DOI: https://doi.org/10.1016/j.soilbio.2019.03.027

Interpretive Summary: Decomposition (mineralization) of soil organic matter (SOM) is the first source of available nutrients for plant uptake in agroecosystems. This decomposition of SOM results in global carbon (C) emissions that are 7 times greater than other anthropogenic emissions of CO2. Therefore, improved understanding of drivers of SOM mineralization, could help agricultural researchers/workers design sustainable practices that reduce fertilizer use and conserve SOM. Those soil sustaining practices can then mitigate global warming by sequestering atmospheric C into soil C. How inherent soil properties affect SOM distribution among physical fractions and how inherent soil properties affect decomposition is still unclear. We addressed these knowledge gaps by incubating thirty-five soils with or without addition of 13C labeled cellulose for 262 days. The soils were sampled from different land uses and depths of contrasting soil types from five continents (Asia, Europe, America, Australia and Africa). Variations in how 13C labeled cellulose addition affected mineralization of SOM (known as the priming effect (PE)) were mainly explained by soil characteristics and not by land use. We found that the PE increased with the relative abundance of SOM not bound or associated with soil minerals and also increased in those soils rich in nitrogen (N). This research helps us to understand the interactions of native SOM and C rich additions and how those additions affect the final amount of decomposition and C emissions from soil. The data collected in these experiments were useful in helping us understand the dynamics of C and N cycling in soils and how that cycling affects soil CO2 emissions into the atmosphere.

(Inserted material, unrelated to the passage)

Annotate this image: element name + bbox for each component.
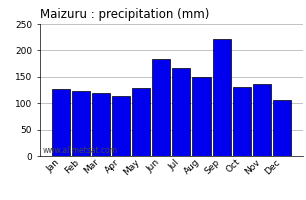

Technical Abstract: A general occurrence of the phenomenon of priming effect (PE) across varying land use and soil types has not been established so far, particularly on a large geographical scale. Moreover, the impacts of soil properties and soil organic matter (SOM) distribution among physical fractions on the magnitude of PE are still unclear. We addressed these knowledge gaps by incubating thirty-five soils with or without addition of 13C labeled cellulose for 262 days. The soils were sampled from different land uses and depths of contrasting soil types from five continents (Asia, Europe, America, Australia and Africa). Results showed positive PE in all soils including grassland, cropland, forest, savannah and orchard. On average, the cumulative PE represented 27.0 ± 28.7 % of the CO2 efflux in control soils and 28.48 ± 21.08 % of the remaining/unrespired cellulose-C. The PE was 72.1 % higher in surface than deep soils suggesting that surface soils are more prone to PE induced by cellulose addition. Variations in PE were mainly explained by soil characteristics and not by land use. We found that the PE increased with the relative abundance of SOM not associated with minerals and rich in nitrogen (N). The observation of systematic positive PE in all soils suggested that microbial co-metabolism to decompose SOM is a widespread microbial strategy. Our results also support the idea that microorganisms use co-metabolism to mine nutrients in SOM since they target N-rich fractions. However, other mechanisms are also at play since positive PE was maintained despite the high availability of mineral nutrients. Overall, PE is a worldwide process playing a major role for soil C dynamics, especially in N-rich soils.